Thank you very much for that, I’ll definitely give it a go, really appreciate your patience!

I really had never thought about the additional stress of using all dim slots.

It’s certainly a peculiar one, as it was running happily with 6 for a fair few weeks, and I reset the bios - taking a pic of the things I’d changed of course!

Again, muchos thank you :+1:

citation needed :wink:

I agree with MA on most things, except “stress” on IMC that seems pretty much goobly-gook, especially in case of going with more ranks. Because I had this discussion before, and I couldn’t find out what this “stress” means, how do you measure it, or how does it work, assuming that IMC is properly designed.

So yes, voltages could go down if memory VRM is not very good. But afaik IMC doesn’t supply power to memory. It just reads what is on the bus.

And yes, adding more memory sticks may cause frequency drop, because more stuff (interweaving) is happening on the same bus.

Also yes, using more channels is causing that more stuff in IMC has to work. Yet I haven’t seen anybody recommending single channel operation… because IMC ‘stress’.

That leads us to ranks. Current IMCs are designed to support at least 4 ranks of memory on single bus (channel). Of course it may be designed poorly. But only difference I can see in single vs multi rank operation is that data may happen while waiting on other rank.
So IMC is doing exactly the same thing, when there’s nothing else to do. However it has to clock anyway, at the same speed, just with different setting of clickers ;).

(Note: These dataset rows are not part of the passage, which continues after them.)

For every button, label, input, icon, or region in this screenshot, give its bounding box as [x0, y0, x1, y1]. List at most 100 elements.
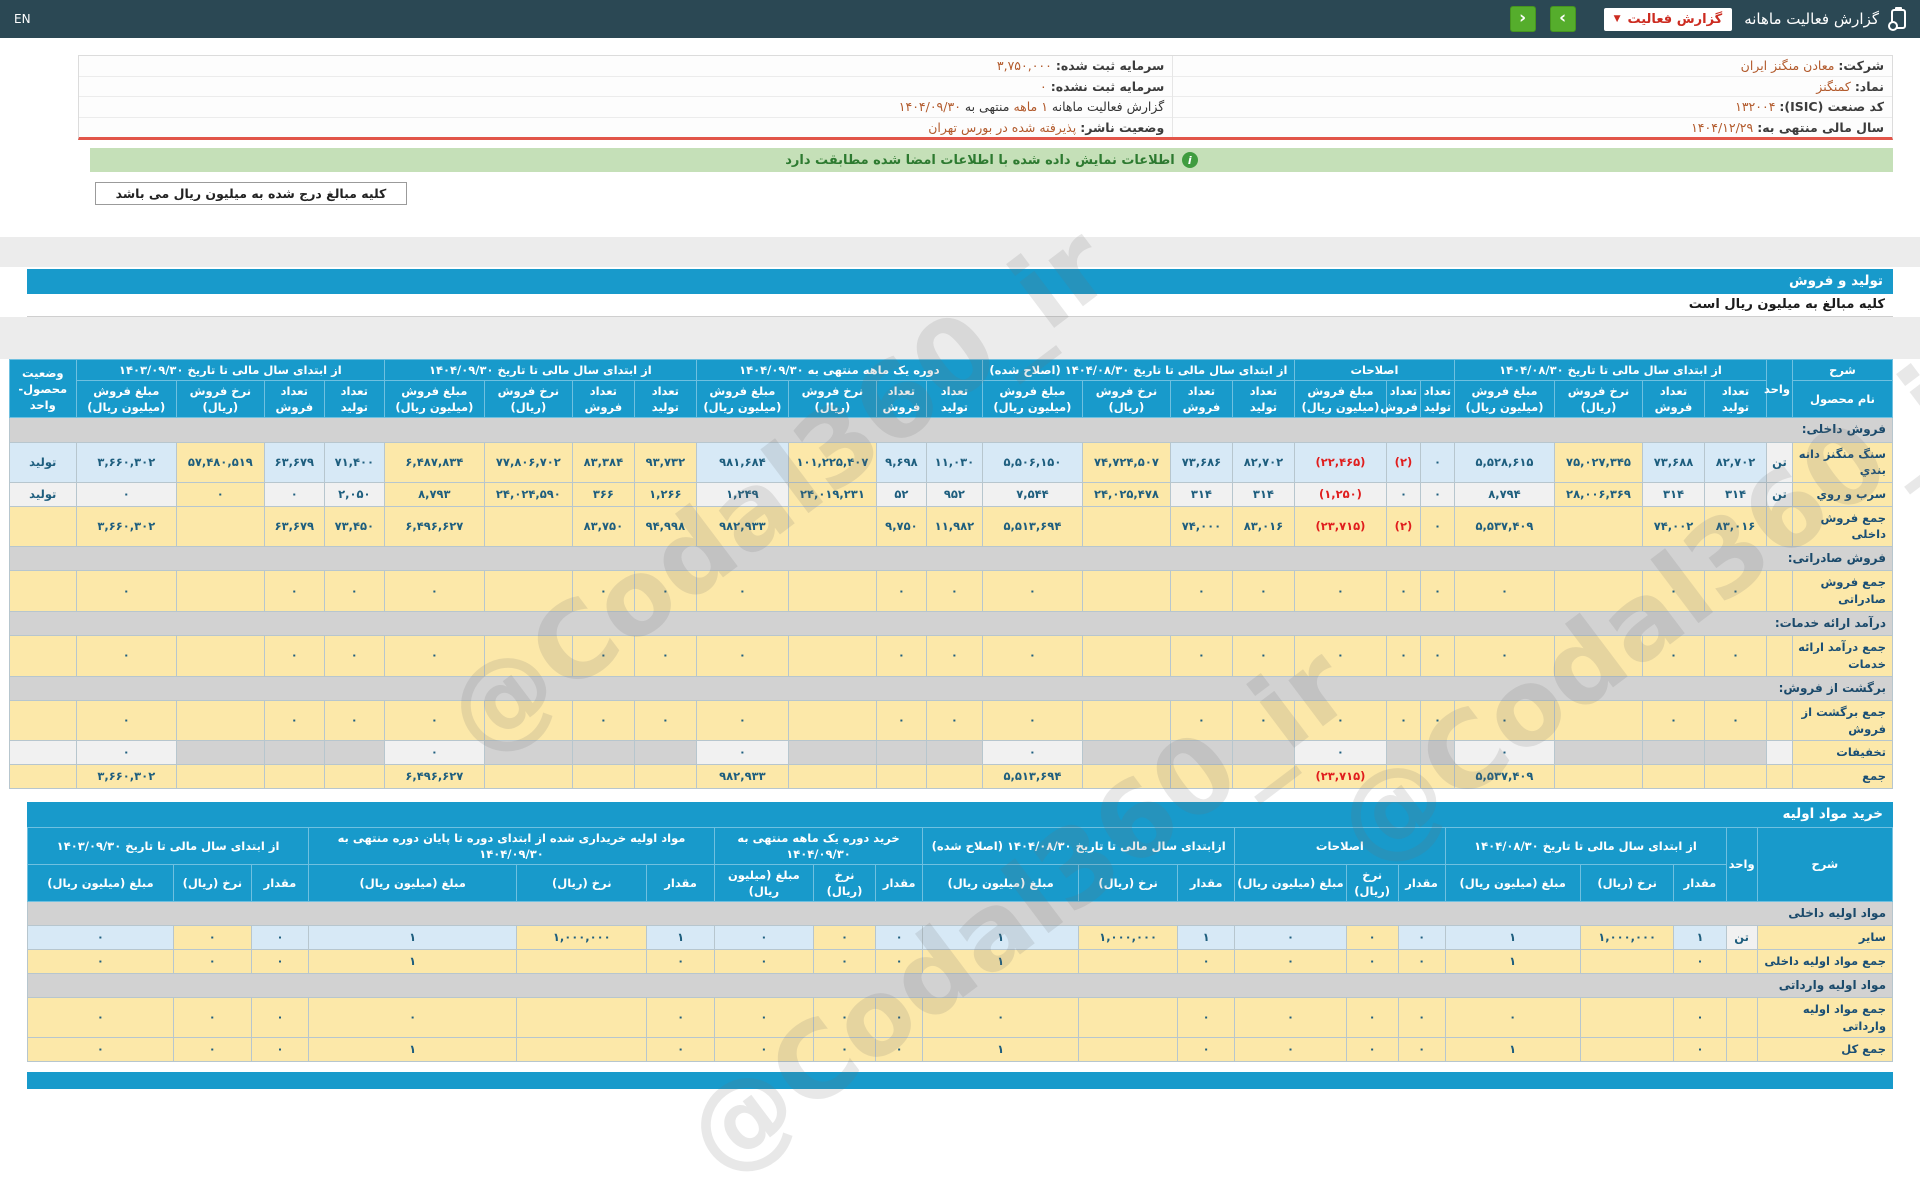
table-row: جمع مواد اولیه داخلی ۰ ۱ ۰ ۰ ۰ ۰ ۱ ۰ ۰ ۰ ۰ ۱ ۰ ۰ ۰	[27, 949, 1894, 974]
data-cell	[1579, 997, 1675, 1039]
data-cell	[1385, 763, 1421, 789]
data-cell	[875, 763, 927, 789]
data-cell	[175, 699, 265, 742]
data-cell: ۰	[1397, 949, 1446, 974]
column-subheader: نرخ فروش (ریال)	[787, 380, 877, 419]
data-cell: ۰	[1345, 997, 1399, 1039]
column-header-product: نام محصول	[1792, 380, 1893, 419]
section-row-label: فروش صادراتی:	[8, 546, 1894, 572]
data-cell: ۱,۲۴۹	[695, 482, 789, 507]
data-cell: ۵۲	[875, 482, 927, 507]
column-group-header: از ابتدای سال مالی تا تاریخ ۱۴۰۴/۰۸/۳۰ (…	[981, 358, 1295, 382]
info-value: معادن منگنز ایران	[1740, 58, 1835, 73]
data-cell: ۰	[1704, 635, 1767, 677]
data-cell: ۰	[1419, 441, 1455, 484]
info-row: وضعیت ناشر: پذیرفته شده در بورس تهران	[79, 118, 1172, 138]
data-cell: ۰	[875, 1037, 924, 1063]
row-label: جمع فروش داخلی	[1792, 505, 1893, 548]
table-row: سرب و روي تن ۳۱۴ ۳۱۴ ۲۸,۰۰۶,۳۶۹ ۸,۷۹۴ ۰ ۰ (۱,۲۵۰…	[8, 482, 1893, 507]
info-value: ۱۴۰۴/۱۲/۲۹	[1691, 119, 1754, 135]
data-cell: ۰	[571, 635, 635, 677]
data-cell: ۰	[1673, 997, 1727, 1039]
data-cell: ۰	[75, 699, 177, 742]
unit-cell	[1725, 949, 1758, 974]
data-cell	[175, 505, 265, 548]
column-subheader: نرخ (ریال)	[516, 863, 648, 902]
column-header-unit: واحد	[1725, 826, 1758, 902]
language-toggle-en[interactable]: EN	[14, 12, 31, 26]
data-cell: ۳۱۴	[1169, 482, 1233, 507]
info-label: شرکت:	[1838, 58, 1884, 73]
data-cell: ۰	[875, 925, 924, 951]
table-row: تخفیفات ۰ ۰ ۰ ۰ ۰ ۰	[8, 740, 1893, 765]
data-cell	[175, 635, 265, 677]
data-cell	[925, 763, 983, 789]
data-cell: ۲۴,۰۲۵,۴۷۸	[1081, 482, 1171, 507]
info-text: ۱۴۰۴/۰۹/۳۰	[898, 99, 961, 114]
status-cell	[8, 505, 77, 548]
data-cell: ۰	[875, 699, 927, 742]
data-cell: ۱,۰۰۰,۰۰۰	[516, 925, 648, 951]
data-cell: ۰	[922, 997, 1080, 1039]
data-cell: ۰	[633, 570, 697, 612]
column-subheader: مقدار	[646, 863, 715, 902]
info-value: کمنگنز	[1816, 78, 1851, 94]
column-subheader: نرخ (ریال)	[1078, 863, 1179, 902]
data-cell: ۱	[1444, 925, 1581, 951]
data-cell: ۰	[1453, 635, 1556, 677]
data-cell: ۲۴,۰۲۴,۵۹۰	[483, 482, 573, 507]
data-cell	[1704, 763, 1767, 789]
data-cell: ۰	[1293, 699, 1387, 742]
table-row: مواد اولیه وارداتی	[27, 972, 1893, 999]
data-cell	[787, 635, 877, 677]
data-cell: ۳,۶۶۰,۳۰۲	[75, 763, 177, 789]
data-cell: ۷۵,۰۲۷,۳۴۵	[1554, 441, 1643, 484]
unit-cell	[1766, 570, 1793, 612]
table-row: جمع درآمد ارائه خدمات ۰ ۰ ۰ ۰ ۰ ۰ ۰ ۰ ۰ ۰ ۰ ۰ ۰ ۰ ۰ ۰ ۰ ۰	[8, 635, 1893, 677]
data-cell: ۰	[250, 949, 310, 974]
data-cell	[787, 740, 877, 765]
data-cell	[1231, 740, 1295, 765]
data-cell	[263, 740, 325, 765]
info-label: سرمایه ثبت شده:	[1055, 58, 1165, 73]
info-row: نماد: کمنگنز	[1173, 77, 1892, 97]
data-cell: ۰	[1397, 997, 1446, 1039]
data-cell: ۰	[695, 570, 789, 612]
data-cell: ۰	[812, 997, 877, 1039]
data-cell	[323, 763, 385, 789]
column-subheader: مقدار	[250, 863, 310, 902]
data-cell: ۵,۵۳۷,۴۰۹	[1453, 763, 1556, 789]
data-cell	[1385, 740, 1421, 765]
data-cell: ۰	[875, 997, 924, 1039]
info-text: ۱ ماهه	[1013, 99, 1048, 114]
data-cell	[1419, 763, 1455, 789]
data-cell: ۰	[263, 635, 325, 677]
prev-report-button[interactable]: ‹	[1509, 6, 1536, 32]
data-cell: ۰	[1234, 949, 1347, 974]
table-row: برگشت از فروش:	[8, 675, 1894, 701]
data-cell: ۰	[1231, 635, 1295, 677]
data-cell: ۰	[263, 482, 325, 507]
column-subheader: مقدار	[875, 863, 924, 902]
data-cell: ۳۶۶	[571, 482, 635, 507]
column-subheader: تعداد تولید	[925, 380, 983, 419]
data-cell: ۰	[175, 482, 265, 507]
data-cell: ۰	[1231, 699, 1295, 742]
data-cell	[175, 740, 265, 765]
chevron-right-icon: ›	[1559, 7, 1567, 28]
data-cell: ۰	[646, 1037, 715, 1063]
column-subheader: مبلغ (میلیون ریال)	[27, 863, 174, 902]
data-cell: ۰	[981, 699, 1083, 742]
section-row-label: درآمد ارائه خدمات:	[8, 610, 1894, 637]
section-row-label: فروش داخلی:	[8, 417, 1894, 443]
column-group-header: اصلاحات	[1293, 358, 1455, 382]
data-cell: ۰	[27, 1037, 174, 1063]
data-cell: ۷۳,۶۸۸	[1642, 441, 1705, 484]
data-cell: ۰	[875, 570, 927, 612]
data-cell: ۱۱,۹۸۲	[925, 505, 983, 548]
info-value: پذیرفته شده در بورس تهران	[928, 119, 1077, 135]
next-report-button[interactable]: ›	[1549, 6, 1576, 32]
data-cell: ۸۲,۷۰۲	[1704, 441, 1767, 484]
report-type-dropdown[interactable]: گزارش فعالیت ▼	[1603, 7, 1733, 31]
data-cell: ۰	[646, 997, 715, 1039]
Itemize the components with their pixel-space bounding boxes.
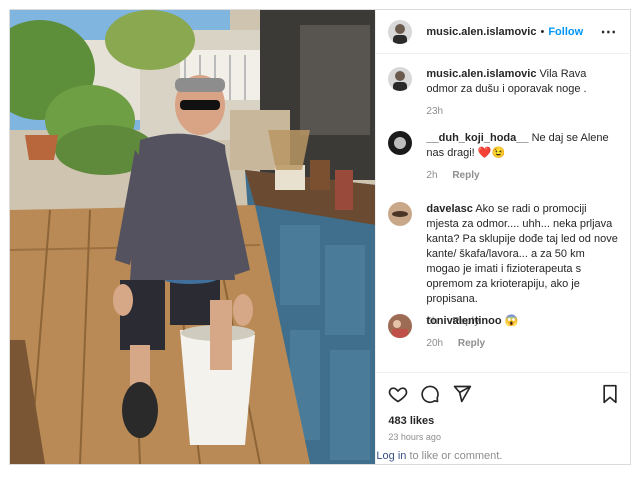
- comment-item: davelasc Ako se radi o promociji mjesta …: [388, 202, 620, 329]
- commenter-avatar[interactable]: [388, 314, 413, 338]
- comment-emoji: 😱: [504, 315, 519, 327]
- comment-username[interactable]: __duh_koji_hoda__: [426, 132, 528, 144]
- comment-time[interactable]: 2h: [426, 170, 437, 181]
- comment-emoji: ❤️😉: [477, 147, 506, 159]
- comment-item: __duh_koji_hoda__ Ne daj se Alene nas dr…: [388, 131, 620, 183]
- post-header: music.alen.islamovic • Follow ⋯: [376, 10, 632, 54]
- comment-username[interactable]: davelasc: [426, 203, 472, 215]
- bookmark-icon[interactable]: [601, 384, 619, 404]
- send-icon[interactable]: [452, 384, 472, 404]
- post-sidebar: music.alen.islamovic • Follow ⋯ music.al…: [375, 10, 632, 464]
- likes-count[interactable]: 483 likes: [388, 415, 619, 427]
- post-photo[interactable]: [10, 10, 376, 464]
- comment-icon[interactable]: [420, 384, 440, 404]
- reply-button[interactable]: Reply: [458, 338, 485, 349]
- login-prompt-text: to like or comment.: [406, 450, 503, 462]
- instagram-post: music.alen.islamovic • Follow ⋯ music.al…: [9, 9, 632, 465]
- header-separator: •: [540, 25, 545, 38]
- caption-item: music.alen.islamovic Vila Rava odmor za …: [388, 67, 620, 119]
- login-link[interactable]: Log in: [376, 450, 406, 462]
- post-actions: 483 likes 23 hours ago: [376, 372, 632, 442]
- more-horizontal-icon[interactable]: ⋯: [600, 22, 617, 42]
- comment-username[interactable]: music.alen.islamovic: [426, 68, 536, 80]
- commenter-avatar[interactable]: [388, 202, 413, 226]
- comment-text: Ako se radi o promociji mjesta za odmor.…: [426, 203, 618, 305]
- comment-time[interactable]: 23h: [426, 106, 443, 117]
- post-timestamp[interactable]: 23 hours ago: [388, 432, 619, 442]
- login-prompt: Log in to like or comment.: [376, 450, 631, 464]
- follow-button[interactable]: Follow: [548, 26, 583, 38]
- heart-icon[interactable]: [388, 384, 408, 404]
- post-image: [10, 10, 376, 464]
- reply-button[interactable]: Reply: [452, 170, 479, 181]
- comment-item: tonivalentinoo 😱 20h Reply: [388, 314, 620, 351]
- author-avatar[interactable]: [388, 19, 413, 44]
- comment-time[interactable]: 20h: [426, 338, 443, 349]
- author-username[interactable]: music.alen.islamovic: [426, 26, 536, 38]
- commenter-avatar[interactable]: [388, 131, 413, 155]
- commenter-avatar[interactable]: [388, 67, 413, 91]
- comment-username[interactable]: tonivalentinoo: [426, 315, 501, 327]
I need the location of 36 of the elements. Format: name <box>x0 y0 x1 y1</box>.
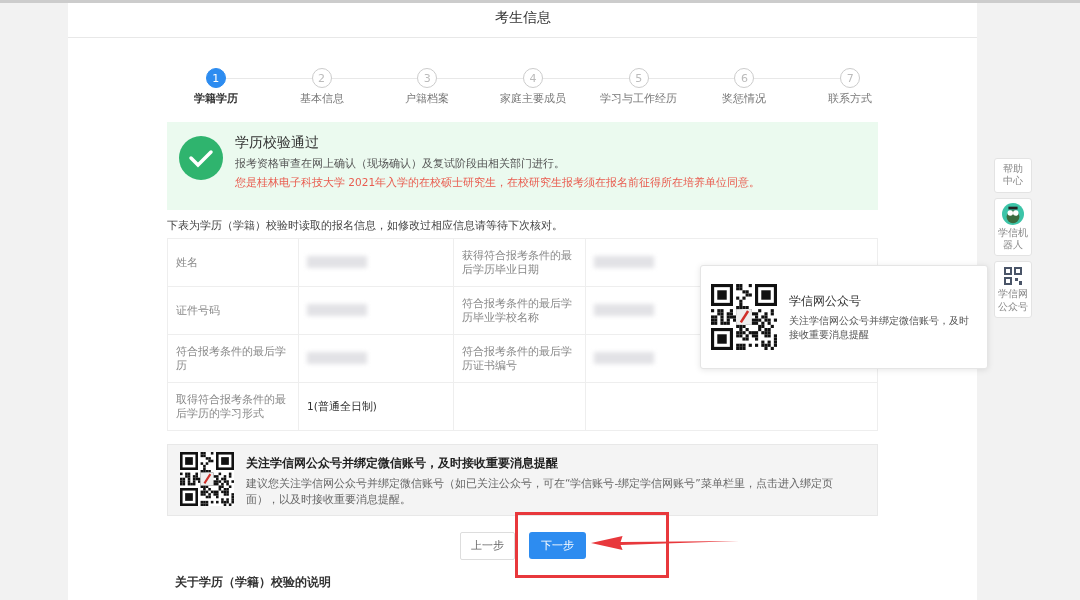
table-intro: 下表为学历（学籍）校验时读取的报名信息，如修改过相应信息请等待下次核对。 <box>167 219 564 233</box>
check-icon <box>179 136 223 180</box>
next-button[interactable]: 下一步 <box>528 531 586 559</box>
step-number[interactable]: 1 <box>205 68 226 88</box>
step-label[interactable]: 学籍学历 <box>193 91 238 106</box>
side-tool[interactable]: 学信网公众号 <box>994 261 1032 319</box>
step-label[interactable]: 基本信息 <box>299 91 344 106</box>
field-label: 证件号码 <box>176 303 220 316</box>
qr-code <box>180 452 234 506</box>
field-label: 符合报考条件的最后学历毕业学校名称 <box>462 296 572 323</box>
qr-code-icon <box>1003 266 1023 287</box>
notice-title: 关注学信网公众号并绑定微信账号，及时接收重要消息提醒 <box>246 455 559 472</box>
side-tool[interactable]: 帮助中心 <box>994 158 1032 193</box>
result-note: 报考资格审查在网上确认（现场确认）及复试阶段由相关部门进行。 <box>235 157 566 171</box>
field-value: 1(普通全日制) <box>307 399 377 412</box>
field-label: 获得符合报考条件的最后学历毕业日期 <box>462 248 572 275</box>
page-title: 考生信息 <box>68 3 977 38</box>
qr-code <box>711 284 777 350</box>
field-label: 取得符合报考条件的最后学历的学习形式 <box>176 392 286 419</box>
popup-text: 关注学信网公众号并绑定微信账号，及时接收重要消息提醒 <box>789 314 970 341</box>
section-heading: 关于学历（学籍）校验的说明 <box>175 573 332 591</box>
field-label: 符合报考条件的最后学历 <box>176 344 286 371</box>
result-warning: 您是桂林电子科技大学 2021年入学的在校硕士研究生，在校研究生报考须在报名前征得所在培养单位同意。 <box>235 176 761 190</box>
step-label[interactable]: 户籍档案 <box>405 91 450 106</box>
popup-title: 学信网公众号 <box>789 293 862 311</box>
field-label: 符合报考条件的最后学历证书编号 <box>462 344 572 371</box>
step-label[interactable]: 学习与工作经历 <box>600 91 678 106</box>
step-label[interactable]: 家庭主要成员 <box>500 91 566 106</box>
side-tool[interactable]: 学信机器人 <box>994 197 1032 257</box>
step-label[interactable]: 奖惩情况 <box>722 91 767 106</box>
step-label[interactable]: 联系方式 <box>828 91 873 106</box>
robot-avatar-icon <box>1002 202 1024 225</box>
result-title: 学历校验通过 <box>235 134 320 152</box>
field-label: 姓名 <box>176 255 198 268</box>
notice-text: 建议您关注学信网公众号并绑定微信账号（如已关注公众号，可在“学信账号-绑定学信网账号”菜单栏里，点击进入绑定页面），以及时接收重要消息提醒。 <box>246 476 834 507</box>
previous-button[interactable]: 上一步 <box>459 531 515 560</box>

So as I understand, to show extra loading on IMC one would have to measure that specific part of the chip “do data” state takes more power that “ignore data” state. May be problematic.

Yeah, it probably won’t help you much Chris, sorry :wink: But I’m just hoping that someone with EE background can shed some light on the issue, because I may be wrong :smiley:

1 Like

Thanks for your 2 cents @misiektw …or should I say at least 20 bucks worth! I think I understand what you’re saying, what a pickle eh? :slight_smile: I guess it comes down to me having a slightly rubbish motherboard, which is a shame as it cost quite a bit of money - looks like you don’t get what you pay for after all, no surprise there! :cry:

I’m going to tinker with it again when I’ve got a moment, though I’m having to focus my efforts on digging holes (for new office build) and doing the drawings stuff I do for income at the moment , priorities and all that - the fun of getting ‘mature’ :laughing: :+1:

1 Like

This topic was automatically closed 273 days after the last reply. New replies are no longer allowed.